The government is also continuing the full implementation of the Living Longer, Living Better aged-care reforms. Under the reforms, older Australians, their families and their carers will get the right sort of care and support, either in their own home if they so choose and are able to do so or in the appropriate aged-care facility. The aged-care system under Labor will be better and fairer and will provide greater choice and control for older Australians. As I know from my mother's experience and my father's experience, having choice and control is most important. It delivers most dignity and is the fairest approach.

The recent budget builds on the government's work to support Australians in retirement, and I would like to particularly mention a few organisations in my electorate. One that has shown great initiative in the aged-care sector is the Evergreen Community located in Sunnybank.

Evergreen Community is a non-profit organisation dedicated to providing aged-care services for the Chinese Australian senior citizens and people with disabilities in the Brisbane area. Tyrone Kam and his team of 25 at Evergreen Community offer a range of learning, social and health services for their members.

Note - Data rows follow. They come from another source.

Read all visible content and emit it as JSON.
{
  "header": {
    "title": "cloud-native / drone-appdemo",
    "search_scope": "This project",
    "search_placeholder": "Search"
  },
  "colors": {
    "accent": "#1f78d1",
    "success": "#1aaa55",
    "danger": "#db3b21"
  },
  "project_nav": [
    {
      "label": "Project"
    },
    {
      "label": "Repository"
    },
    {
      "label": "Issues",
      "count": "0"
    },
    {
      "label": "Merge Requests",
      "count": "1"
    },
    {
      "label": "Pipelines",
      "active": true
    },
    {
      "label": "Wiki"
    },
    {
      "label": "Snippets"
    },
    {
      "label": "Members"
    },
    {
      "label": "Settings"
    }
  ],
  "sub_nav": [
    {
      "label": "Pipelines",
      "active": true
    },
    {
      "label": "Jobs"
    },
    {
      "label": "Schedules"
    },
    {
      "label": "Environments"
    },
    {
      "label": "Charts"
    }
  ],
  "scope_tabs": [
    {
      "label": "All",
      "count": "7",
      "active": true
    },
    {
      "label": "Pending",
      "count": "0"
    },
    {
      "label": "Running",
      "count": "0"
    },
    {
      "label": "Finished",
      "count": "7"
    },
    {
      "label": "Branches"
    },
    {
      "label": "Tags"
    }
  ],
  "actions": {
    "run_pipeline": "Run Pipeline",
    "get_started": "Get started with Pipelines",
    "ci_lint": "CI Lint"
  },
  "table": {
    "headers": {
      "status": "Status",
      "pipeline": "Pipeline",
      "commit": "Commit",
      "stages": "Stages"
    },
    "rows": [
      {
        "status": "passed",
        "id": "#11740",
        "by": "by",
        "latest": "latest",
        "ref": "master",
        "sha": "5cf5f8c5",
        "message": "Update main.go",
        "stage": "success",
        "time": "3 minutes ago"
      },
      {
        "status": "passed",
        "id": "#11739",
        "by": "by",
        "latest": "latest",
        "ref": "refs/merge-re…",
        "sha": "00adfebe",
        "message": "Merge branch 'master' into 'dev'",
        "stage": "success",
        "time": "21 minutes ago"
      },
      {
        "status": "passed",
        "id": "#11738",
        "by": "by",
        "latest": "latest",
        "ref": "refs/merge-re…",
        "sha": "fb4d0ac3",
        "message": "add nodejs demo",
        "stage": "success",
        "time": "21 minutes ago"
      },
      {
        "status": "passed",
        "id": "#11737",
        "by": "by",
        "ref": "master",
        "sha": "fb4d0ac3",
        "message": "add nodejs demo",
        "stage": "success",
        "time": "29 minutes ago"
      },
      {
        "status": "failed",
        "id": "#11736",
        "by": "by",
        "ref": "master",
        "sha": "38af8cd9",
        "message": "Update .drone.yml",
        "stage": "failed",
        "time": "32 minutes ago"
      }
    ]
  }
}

Due to the language barrier and cultural differences, most of these elderly people would find it hard to communicate with the outside world if they were left at home. Their children may not be able to attend to their needs due to work commitments or other reasons, resulting in a group of elders who would be living a life of loneliness and helplessness.

The establishment of the Evergreen Community will help the Chinese seniors in Brisbane to settle into society and make Australia their second home. their motto is: with care dedication, we are able to make the lives of the elderly richer and more meaningful—and they certainly do so.